Congress votes to reverse Trump’s declaration on border wall

Washington, DC – The US Senate has voted 59-41 to reverse President Donald Trump‘s emergency declaration to spend $8bn to build a wall on its border with Mexico.

The vote on Thursday set up the first veto showdown of Trump’s presidency and a major political issue for the 2020 election.

Despite last minute personal appeals from Trump and a White House lobbying campaign, 12 Republicans broke with the president to join the Democrats in voting against the wall.

The margin, however, fell short of what would be needed to override a Trump veto which the US president is likely to do, according to his tweet sent a few minutes after the Senate decision.

Building a wall to stop migration from Mexico was Trump’s signature campaign issue during his presidential election campaign in 2016. It was also at the core of the constitutional standoff between Trump and Congress that led to a 35-day government shutdown earlier this year.

“The president’s emergency declaration is an end run around Congress, plain and simple,” said Senator Tom Udall, a Democrat from New Mexico, one of four US states that border Mexico.

“I am here to tell you there is no national security emergency along the border in New Mexico.” 

Immigration has been a long-running, unresolved political issue in the US since a bipartisan immigration reform bill that was passed by the Senate in 2013 but failed in the House of Representatives because of Republican opposition.

Eleven million immigrants from Mexico and other countries are currently living in the US without proper authorisation, according to estimates by the Pew Research Center, a non-partisan organisation in Washington, DC.

Since October 1 last year, US Customs and Border Patrol has apprehended 268,000 persons trying to cross the southwest US border.

“We have failed to protect our border as any sovereign nation must and our people are dying because of it,” said Senator Tom Cotton, an Arkansas Republican.

“The president has declared a national emergency because of this crisis. Yet, the administration’s sensible long-overdue efforts to secure the border have been met only by howls of outrage from the Democratic party.”

Republicans who voted against Trump cited the US Constitution’s assignment of authority over spending to Congress, not the president, and argued that shifting funding away from military construction projects already approved by Congress would have negative consequences.

“Do we want the executive branch now or in the future to hold the power of the purse, a power the framers deliberately gave to the Congress,” said Senator Susan Collins, a Maine Republican, who voted with Democrats against the president.

Trump sought to label opponents of the wall as elitists, out of touch with real people’s concerns and weak on undocumented immigration.

The president and his allies argue that the situation at the southern border presents a humanitarian and security crisis.

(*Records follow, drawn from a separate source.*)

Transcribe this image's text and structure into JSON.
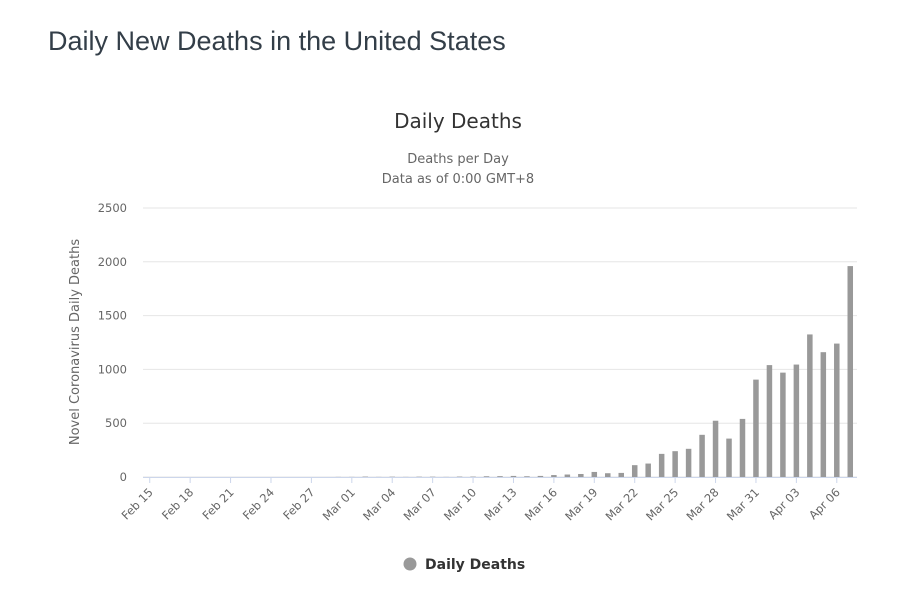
{
  "page": {
    "title": "Daily New Deaths in the United States"
  },
  "chart_data": {
    "type": "bar",
    "title": "Daily Deaths",
    "subtitle_lines": [
      "Deaths per Day",
      "Data as of 0:00 GMT+8"
    ],
    "xlabel": "",
    "ylabel": "Novel Coronavirus Daily Deaths",
    "ylim": [
      0,
      2500
    ],
    "yticks": [
      "0",
      "500",
      "1000",
      "1500",
      "2000",
      "2500"
    ],
    "xtick_labels": [
      "Feb 15",
      "Feb 18",
      "Feb 21",
      "Feb 24",
      "Feb 27",
      "Mar 01",
      "Mar 04",
      "Mar 07",
      "Mar 10",
      "Mar 13",
      "Mar 16",
      "Mar 19",
      "Mar 22",
      "Mar 25",
      "Mar 28",
      "Mar 31",
      "Apr 03",
      "Apr 06"
    ],
    "categories": [
      "Feb 15",
      "Feb 16",
      "Feb 17",
      "Feb 18",
      "Feb 19",
      "Feb 20",
      "Feb 21",
      "Feb 22",
      "Feb 23",
      "Feb 24",
      "Feb 25",
      "Feb 26",
      "Feb 27",
      "Feb 28",
      "Feb 29",
      "Mar 01",
      "Mar 02",
      "Mar 03",
      "Mar 04",
      "Mar 05",
      "Mar 06",
      "Mar 07",
      "Mar 08",
      "Mar 09",
      "Mar 10",
      "Mar 11",
      "Mar 12",
      "Mar 13",
      "Mar 14",
      "Mar 15",
      "Mar 16",
      "Mar 17",
      "Mar 18",
      "Mar 19",
      "Mar 20",
      "Mar 21",
      "Mar 22",
      "Mar 23",
      "Mar 24",
      "Mar 25",
      "Mar 26",
      "Mar 27",
      "Mar 28",
      "Mar 29",
      "Mar 30",
      "Mar 31",
      "Apr 01",
      "Apr 02",
      "Apr 03",
      "Apr 04",
      "Apr 05",
      "Apr 06",
      "Apr 07"
    ],
    "series": [
      {
        "name": "Daily Deaths",
        "color": "#999999",
        "values": [
          0,
          0,
          0,
          0,
          0,
          0,
          0,
          0,
          0,
          0,
          0,
          0,
          0,
          0,
          1,
          1,
          4,
          1,
          3,
          1,
          3,
          3,
          1,
          4,
          4,
          7,
          8,
          10,
          7,
          10,
          18,
          23,
          28,
          47,
          35,
          38,
          110,
          125,
          215,
          240,
          262,
          392,
          523,
          357,
          540,
          905,
          1040,
          970,
          1045,
          1325,
          1160,
          1240,
          1960
        ]
      }
    ],
    "legend": {
      "position": "bottom-center",
      "label": "Daily Deaths"
    },
    "grid": true
  }
}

Trump has adopted a “zero tolerance” policy at the border, leading to family separations and detentions of as many as 15,000 children.

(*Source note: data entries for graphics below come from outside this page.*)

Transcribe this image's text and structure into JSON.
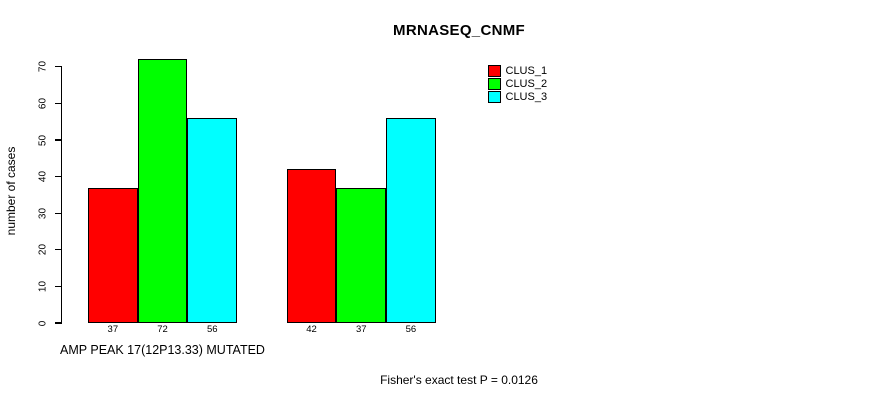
{
  "chart_data": {
    "type": "bar",
    "title": "MRNASEQ_CNMF",
    "ylabel": "number of cases",
    "xlabel": "AMP PEAK 17(12P13.33) MUTATED",
    "annotation": "Fisher's exact test P = 0.0126",
    "groups": 2,
    "series": [
      {
        "name": "CLUS_1",
        "color": "#ff0000",
        "values": [
          37,
          42
        ]
      },
      {
        "name": "CLUS_2",
        "color": "#00ff00",
        "values": [
          72,
          37
        ]
      },
      {
        "name": "CLUS_3",
        "color": "#00ffff",
        "values": [
          56,
          56
        ]
      }
    ],
    "bar_value_labels": [
      [
        "37",
        "72",
        "56"
      ],
      [
        "42",
        "37",
        "56"
      ]
    ],
    "y_ticks": [
      0,
      10,
      20,
      30,
      40,
      50,
      60,
      70
    ],
    "ylim": [
      0,
      72
    ],
    "grid": false,
    "legend_position": "top-right",
    "background_color": "#ffffff",
    "text_color": "#000000"
  }
}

“The president is operating within existing law and the crisis on the border is all too real,” Senate Republican Majority Leader Mitch McConnell said.

Trump declared a national emergency on February 15, invoking powers delegated by Congress to the president under the National Emergency Act of 1976.

He designated construction of the border wall as a military project, allowing him to raid six billion dollars in funds from already approved military construction projects. An additional $600m would come from a drug forfeiture programme.

Congress already approved $1.375bn for border barriers after the government shutdown.

A coalition of 16 states, including California, Nevada and New Mexico, sued the president and his administration on February 18 in San Francisco’s federal court, arguing the president does not have the power to divert the funds against the will of Congress.

The case is likely to end up in the US Supreme Court.

“Instead of accepting that we live in a democracy and he is not a monarch, instead of accepting that in a democracy there are two other co-equal branches of government that can constrain his actions, the president has decided to ignore the Constitution and the will of Congress and go it alone,” said Senator Patrick Leahy, a Vermont Democrat.

The House of Representatives voted 245-182 to overturn Trump’s emergency declaration on February 26. The Senate’s action today sends the resolution to the president’s desk.

Polls show most Americans do not support Trump’s plan, although sentiment is sharply divided along partisan lines with most Republicans supporting the president.

Sixty-four percent said the country is on the wrong track and 51 percent said they oppose Trump’s emergency declaration, according to a February 15-19 poll of 1,914 voters by POLITICO/Morning Consult.

During the 2016 campaign, Trump had repeatedly claimed that Mexico would pay for the wall. He was unable to secure the funds when Republicans controlled both chambers of Congress from 2017 to 2018.